Iris biometrics provide anonymity and security at U.S. Private Vaults

Dec. 16, 2016
The concept of anonymous, private vaults began over 25 years ago in Europe

Anonymity and security are hallmarks of U.S. Private Vaults. Employees know virtually nothing about the customers accessing the private safe deposit boxes in the Beverly Hills, Calif. facility.

Renting a box requires no sharing of a name, address or social security number. Customers can pay their rental fees by cash or bitcoin to maintain total anonymity. The only set of box keys is kept by the customer. There is no concierge key commonly used at banks, allowing customers or their specified delegates to enter the vault and access their box without staff assistance.

 The concept of anonymous, private vaults began over 25 years ago in Europe, where the number of these facilities are growing rapidly. U.S. Private Vaults opened its facility in 2012 in an upscale shopping area.  

In addition to anonymity, USPV added layers of sophisticated security measures to protect customers’ property and identity. Officials at USPV quickly settled on iris recognition biometrics as its main method of identity authentication, said Matthew Bonvicin, the company’s chief technology officer.

“We were more or less set on iris identification from the beginning due to its ease of use, reliability, and speed,” he said. “We selected technology from Iris ID as it was top-rated in the all the research we did.”

Two Iris ID readers are in place. One is used for customer enrollment, the other for accessing the vault. New customers are enrolled when they rent a box. The customer may also register other users’ irises, allowing them to access the vault. More than 800 customers and USPV employees are currently enrolled in the system.

Enrollment takes only a few minutes. Once enrolled and given a short introduction on how to use the system, most customers are able to enter the vault door in a second or two.
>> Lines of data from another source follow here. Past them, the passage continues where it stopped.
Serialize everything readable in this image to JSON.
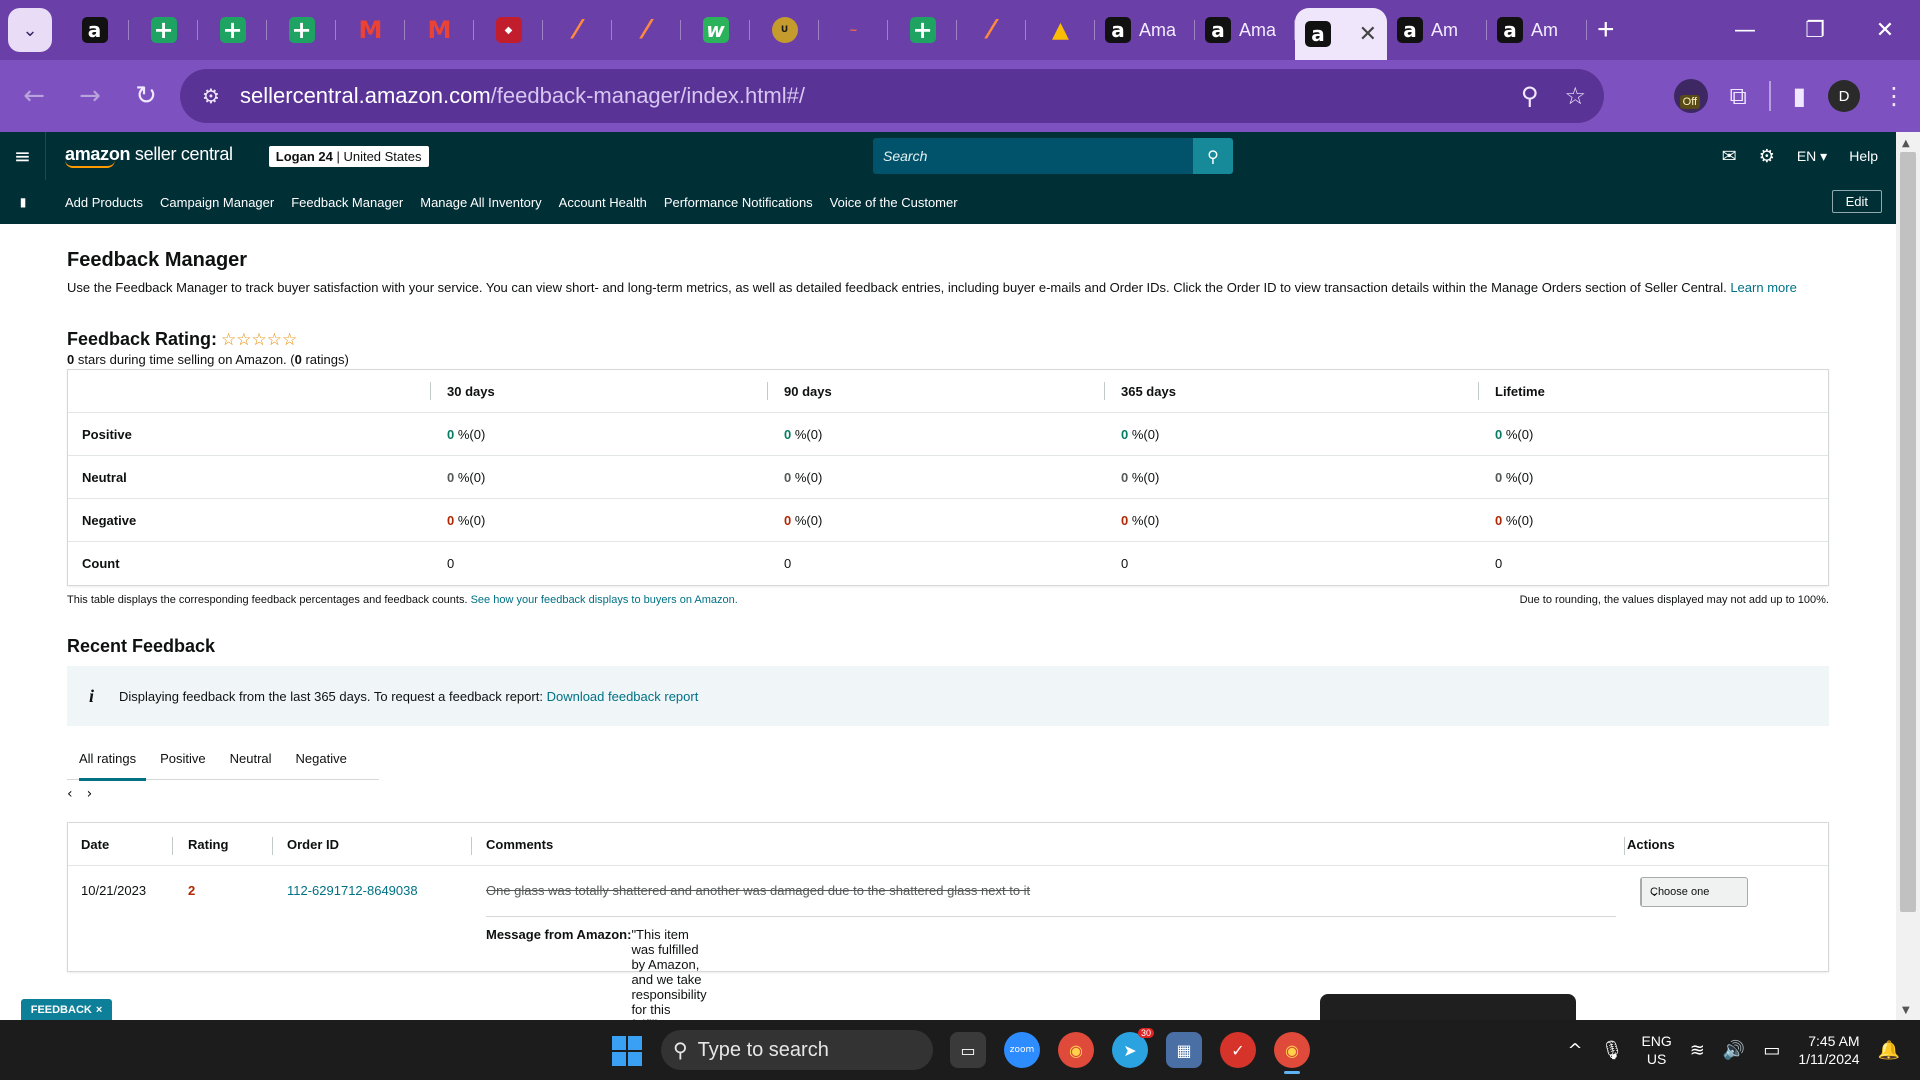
{
  "browser": {
    "tabs": [
      {
        "favicon": "amazon-icon",
        "label": ""
      },
      {
        "favicon": "plus-icon",
        "label": ""
      },
      {
        "favicon": "plus-icon",
        "label": ""
      },
      {
        "favicon": "plus-icon",
        "label": ""
      },
      {
        "favicon": "gmail-icon",
        "label": ""
      },
      {
        "favicon": "gmail-icon",
        "label": ""
      },
      {
        "favicon": "red-logo-icon",
        "label": ""
      },
      {
        "favicon": "slash-icon",
        "label": ""
      },
      {
        "favicon": "slash-icon",
        "label": ""
      },
      {
        "favicon": "w-logo-icon",
        "label": ""
      },
      {
        "favicon": "uline-icon",
        "label": ""
      },
      {
        "favicon": "small-logo-icon",
        "label": ""
      },
      {
        "favicon": "plus-icon",
        "label": ""
      },
      {
        "favicon": "slash-icon",
        "label": ""
      },
      {
        "favicon": "drive-icon",
        "label": ""
      },
      {
        "favicon": "amazon-icon",
        "label": "Ama"
      },
      {
        "favicon": "amazon-icon",
        "label": "Ama"
      },
      {
        "favicon": "amazon-icon",
        "label": "",
        "active": true
      },
      {
        "favicon": "amazon-icon",
        "label": "Am"
      },
      {
        "favicon": "amazon-icon",
        "label": "Am"
      }
    ],
    "url_domain": "sellercentral.amazon.com",
    "url_path": "/feedback-manager/index.html#/",
    "extension_badge": "Off",
    "profile_initial": "D"
  },
  "header": {
    "logo_bold": "amazon",
    "logo_rest": " seller central",
    "store_name": "Logan 24",
    "store_region": " | United States",
    "search_placeholder": "Search",
    "language": "EN",
    "help": "Help"
  },
  "nav": {
    "links": [
      "Add Products",
      "Campaign Manager",
      "Feedback Manager",
      "Manage All Inventory",
      "Account Health",
      "Performance Notifications",
      "Voice of the Customer"
    ],
    "edit": "Edit"
  },
  "page": {
    "title": "Feedback Manager",
    "description": "Use the Feedback Manager to track buyer satisfaction with your service. You can view short- and long-term metrics, as well as detailed feedback entries, including buyer e-mails and Order IDs. Click the Order ID to view transaction details within the Manage Orders section of Seller Central. ",
    "learn_more": "Learn more",
    "rating_title": "Feedback Rating:",
    "stars_display": "☆☆☆☆☆",
    "rating_stars_value": "0",
    "rating_sub_mid": " stars during time selling on Amazon. (",
    "rating_count": "0",
    "rating_sub_end": " ratings)"
  },
  "metrics": {
    "columns": [
      "30 days",
      "90 days",
      "365 days",
      "Lifetime"
    ],
    "rows": [
      {
        "label": "Positive",
        "kind": "green",
        "values": [
          "0",
          "0",
          "0",
          "0"
        ],
        "suffix": " %(0)"
      },
      {
        "label": "Neutral",
        "kind": "plain",
        "values": [
          "0",
          "0",
          "0",
          "0"
        ],
        "suffix": " %(0)"
      },
      {
        "label": "Negative",
        "kind": "red",
        "values": [
          "0",
          "0",
          "0",
          "0"
        ],
        "suffix": " %(0)"
      },
      {
        "label": "Count",
        "kind": "count",
        "values": [
          "0",
          "0",
          "0",
          "0"
        ],
        "suffix": ""
      }
    ],
    "note": "This table displays the corresponding feedback percentages and feedback counts. ",
    "note_link": "See how your feedback displays to buyers on Amazon.",
    "note_right": "Due to rounding, the values displayed may not add up to 100%."
  },
  "recent": {
    "title": "Recent Feedback",
    "info_text": "Displaying feedback from the last 365 days. To request a feedback report: ",
    "info_link": "Download feedback report",
    "tabs": [
      "All ratings",
      "Positive",
      "Neutral",
      "Negative"
    ],
    "columns": [
      "Date",
      "Rating",
      "Order ID",
      "Comments",
      "Actions"
    ],
    "rows": [
      {
        "date": "10/21/2023",
        "rating": "2",
        "order_id": "112-6291712-8649038",
        "comment": "One glass was totally shattered and another was damaged due to the shattered glass next to it",
        "message_label": "Message from Amazon:",
        "message": " \"This item was fulfilled by Amazon, and we take responsibility for this fulfillment experience.\"",
        "action": "Choose one"
      }
    ]
  },
  "feedback_tab": "FEEDBACK",
  "taskbar": {
    "search_placeholder": "Type to search",
    "telegram_badge": "30",
    "lang_top": "ENG",
    "lang_bottom": "US",
    "time": "7:45 AM",
    "date": "1/11/2024"
  },
  "colors": {
    "browser_tabbar": "#6a3fa8",
    "seller_header": "#002f36",
    "link": "#007185",
    "positive": "#067d62",
    "negative": "#b12704"
  }
}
The Iris ID software also integrates seamlessly with other USPV security systems. Iris scans are sent to a Brivo access control panel, which determines if the customer is authorized for vault entry. Proprietary Windows software uses the earliest box expiration data to delete access credentials. The entire process is duplicated with the hand geometry reader.

Bonvicin credited the Iris ID programming team with helping integrate the various systems into a single, easy-to-use interface. He said all systems and procedures have been designed for quick implementation as USPV plans expansion beyond its current location.

The iris, the colored part of the human eye surrounding the pupil, is like a snowflake – each one is unique. The Iris ID camera captures more than 240 unique characteristics to create a template of each customer’s iris. The resulting 512-byte templates are encrypted and can’t be reverse engineered or reconstituted to produce any sort of image or provide the person’s identity.

In addition to serving as an important security layer, the iris-based biometric system has also proven to be a valuable marketing tool, said Bonvincin.

“The system captures our potential customers’ imaginations,” he said. “Mentioning the words ‘biometric iris access’ drives home what we’re trying to do when explaining a private and anonymous safe deposit box facility. That continues as people become customers. They like that they’re part of something so high tech.”

The iris system is just part of the company’s dedication to security. The USPV vault is also equipped with motion detectors, heat sensors and other sophisticated security measures to detect after-hours intruders. The structural steel, reinforced concrete vault was designed to withstand natural disasters such as fires and earthquakes. The facility is also monitored 24 hours a day by a national security service.

For safety and legal reasons, USPV does prohibit the storage of some items — illegal drugs, weapons and ammunition, hazardous materials, illegal contraband and illegally obtained property. To ensure compliance, USPV uses drug and hazardous material detection dogs and other methods.

USPV takes its promise of anonymity seriously. The company urges customers to provide an attorney, beneficiary or custodian with information about the existence of the rented box or leave a letter with such information in the box in case of death or physical or mental incapacity.

Customers failing to pay their box rent are given a six-month grace period. If the customer can’t be contacted, a locksmith is called to open the box. Its contents will be stored in a private safe for three years. After that, USPV is required to forward all contents to the state of California.  Otherwise, only a court order will force USPV to release the contents of the box to anyone but the renter.

Security and anonymity are words not often heard together. But the concept works at U.S. Private Vaults.